We all have come across semi-supervised learning as a type of Machine Learning problem. But it is a concept not understood really well. It’s best to understand this by getting our hands dirty and precisely that’s what we are bringing on.
The use-case is simple, we have some data that maybe 100 observations, and out of that 30 are labeled (Supervised), the rest are unlabelled (Unsupervised)and we are working on a classification problem. I think all of you will agree that the performance that can be achieved by training on 30 cases or observations will be lesser if we could have used all 100 observations, unfortunately, 70 of them are unlabeled.

Essentially it is a binary classification problem. The two classes are indicated by the blue triangle and the red circles. The greyed diamonds indicate unlabeled data.
Our first strategy is
Step 1: Build a classifier on the labeled data (routine stuff)
Step 2: Use this to predict the unlabeled data. However, apart from the prediction, you also check your confidence level.
Step 3: Add those observations to the training data on which you are moderately confident. These are called as pseudo-labeled as contrasted to labeled data.
Step 4: Use this augmented dataset, now for training, and use this model.
As we are using the unsupervised data to augment the training data for supervised learning, this comes somewhere in between and hence the name semi-supervised.

In the above diagram, the extension of training data is illustrated. For the observations we are confident, we have used a pseudo label and for those we are not confident, we have still kept it unlabeled.
Let’s jump to the codes now
We are creating a dummy scenario, where we divide the dataset (wine) into the train(labeled), unl(unlabeled), and test.
X_train, X_test, y_train, y_test = train_test_split(
X, y, test_size=0.3, random_state=1)
X_train, X_unl, y_train, y_unl = train_test_split(
X_train, y_train, test_size=0.7, random_state=1)
Here is the shape of train, test, and unlabeled respectively.

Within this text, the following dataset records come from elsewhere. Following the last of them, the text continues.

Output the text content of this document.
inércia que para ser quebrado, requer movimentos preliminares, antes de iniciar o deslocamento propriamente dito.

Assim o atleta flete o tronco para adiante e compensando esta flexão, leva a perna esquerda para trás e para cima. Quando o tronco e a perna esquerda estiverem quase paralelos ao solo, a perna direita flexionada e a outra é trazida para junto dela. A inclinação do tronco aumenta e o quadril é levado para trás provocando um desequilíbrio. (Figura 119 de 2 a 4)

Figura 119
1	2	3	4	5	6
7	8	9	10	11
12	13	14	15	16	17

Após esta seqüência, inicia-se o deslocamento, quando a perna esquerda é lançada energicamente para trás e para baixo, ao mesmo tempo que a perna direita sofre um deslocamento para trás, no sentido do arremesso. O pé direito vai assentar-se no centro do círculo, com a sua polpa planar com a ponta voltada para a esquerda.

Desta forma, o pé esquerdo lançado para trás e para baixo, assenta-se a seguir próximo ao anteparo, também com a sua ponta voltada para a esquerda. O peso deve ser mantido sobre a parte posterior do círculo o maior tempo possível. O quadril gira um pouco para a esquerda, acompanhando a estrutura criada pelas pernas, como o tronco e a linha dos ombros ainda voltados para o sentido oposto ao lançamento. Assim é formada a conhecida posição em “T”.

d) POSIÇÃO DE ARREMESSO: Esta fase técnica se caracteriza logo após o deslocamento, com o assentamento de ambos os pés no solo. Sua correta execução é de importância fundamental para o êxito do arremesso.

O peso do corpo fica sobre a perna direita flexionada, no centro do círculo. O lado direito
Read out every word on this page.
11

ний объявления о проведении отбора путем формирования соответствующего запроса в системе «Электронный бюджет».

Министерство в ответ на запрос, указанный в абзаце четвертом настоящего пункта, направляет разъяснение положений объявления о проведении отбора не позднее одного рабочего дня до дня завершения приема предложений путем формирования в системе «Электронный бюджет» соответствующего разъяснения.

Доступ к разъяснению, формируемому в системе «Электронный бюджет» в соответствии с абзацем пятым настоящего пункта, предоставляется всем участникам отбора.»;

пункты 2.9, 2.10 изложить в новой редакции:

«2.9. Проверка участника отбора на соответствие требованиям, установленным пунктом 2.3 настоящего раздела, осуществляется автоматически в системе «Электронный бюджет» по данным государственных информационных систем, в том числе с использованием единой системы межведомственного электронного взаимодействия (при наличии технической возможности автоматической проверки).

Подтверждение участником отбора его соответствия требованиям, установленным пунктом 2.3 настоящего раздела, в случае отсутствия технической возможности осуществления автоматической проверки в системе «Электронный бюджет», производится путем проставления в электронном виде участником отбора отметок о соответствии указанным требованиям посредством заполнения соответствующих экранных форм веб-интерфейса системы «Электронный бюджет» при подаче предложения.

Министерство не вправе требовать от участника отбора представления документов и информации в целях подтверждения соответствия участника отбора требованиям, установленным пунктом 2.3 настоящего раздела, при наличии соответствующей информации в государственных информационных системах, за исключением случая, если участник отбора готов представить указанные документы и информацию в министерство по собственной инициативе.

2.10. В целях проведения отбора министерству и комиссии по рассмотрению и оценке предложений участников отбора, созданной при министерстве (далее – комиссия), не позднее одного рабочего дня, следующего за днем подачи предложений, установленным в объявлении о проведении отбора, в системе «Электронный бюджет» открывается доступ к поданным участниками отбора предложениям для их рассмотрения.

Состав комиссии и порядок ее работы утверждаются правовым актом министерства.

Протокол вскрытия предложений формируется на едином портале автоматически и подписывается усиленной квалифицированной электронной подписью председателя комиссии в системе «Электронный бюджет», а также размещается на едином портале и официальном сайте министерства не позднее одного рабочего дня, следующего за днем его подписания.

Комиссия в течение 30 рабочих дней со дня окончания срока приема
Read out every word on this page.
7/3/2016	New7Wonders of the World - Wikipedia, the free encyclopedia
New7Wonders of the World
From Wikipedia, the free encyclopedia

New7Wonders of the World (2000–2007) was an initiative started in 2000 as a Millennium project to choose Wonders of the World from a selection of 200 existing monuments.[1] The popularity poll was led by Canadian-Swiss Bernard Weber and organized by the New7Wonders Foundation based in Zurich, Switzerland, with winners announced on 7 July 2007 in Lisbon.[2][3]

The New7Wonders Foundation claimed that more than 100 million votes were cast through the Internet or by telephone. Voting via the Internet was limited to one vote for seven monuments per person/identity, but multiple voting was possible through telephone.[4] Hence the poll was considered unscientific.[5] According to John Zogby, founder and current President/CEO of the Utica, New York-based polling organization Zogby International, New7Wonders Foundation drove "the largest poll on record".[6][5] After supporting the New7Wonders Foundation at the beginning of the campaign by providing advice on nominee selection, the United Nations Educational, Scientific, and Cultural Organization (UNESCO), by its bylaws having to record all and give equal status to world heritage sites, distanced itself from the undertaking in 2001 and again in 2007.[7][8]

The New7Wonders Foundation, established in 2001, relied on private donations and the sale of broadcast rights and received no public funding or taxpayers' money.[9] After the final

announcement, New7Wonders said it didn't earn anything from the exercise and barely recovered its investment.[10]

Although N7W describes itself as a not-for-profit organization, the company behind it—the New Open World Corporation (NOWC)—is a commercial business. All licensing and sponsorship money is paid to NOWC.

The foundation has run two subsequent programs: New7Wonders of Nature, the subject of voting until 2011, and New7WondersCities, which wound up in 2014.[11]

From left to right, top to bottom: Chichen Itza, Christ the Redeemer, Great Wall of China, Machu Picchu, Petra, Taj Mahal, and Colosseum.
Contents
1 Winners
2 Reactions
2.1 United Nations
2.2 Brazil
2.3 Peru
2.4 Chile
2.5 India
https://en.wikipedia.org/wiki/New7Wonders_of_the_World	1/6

Please note, we will not consider the label information of the unl portion, hence treating it as unlabeled

Next, we simply train on the labeled portion, which has just go 19 rows.
clf = Svm.SVC(kernel='linear', probability=True,C=1).fit(X_train, y_train)
clf.score(X_test, y_test)
The accuracy received is as follows:-

Next, we predict on the unlabeled data
df = pd.DataFrame(clp, columns = ['C1Prob', 'C2Prob','C3Prob'])
df['lab']=lab
df['actual']=y_unl
df['max']=df[["C1Prob", "C2Prob","C3Prob"]].max(axis=1)
You may have noticed that we have used the predicted probability, which predicts the class probability, instead of the labels, that actually will help us to find the confident guesses

We simply look at the absolute difference between the prediction probabilities
- When the three classes are equally probable then all have roughly 0.33 probability
- Any value greater than this shows some confidence
Essentially, we want to add those observations in training for which this difference in probability is high. The code goes below
The below graph gives the distribution of confidence as expressed by the probability of the class which is most probable.

Next, we run a loop where for different threshold values of the most probable class the data is added to the observation.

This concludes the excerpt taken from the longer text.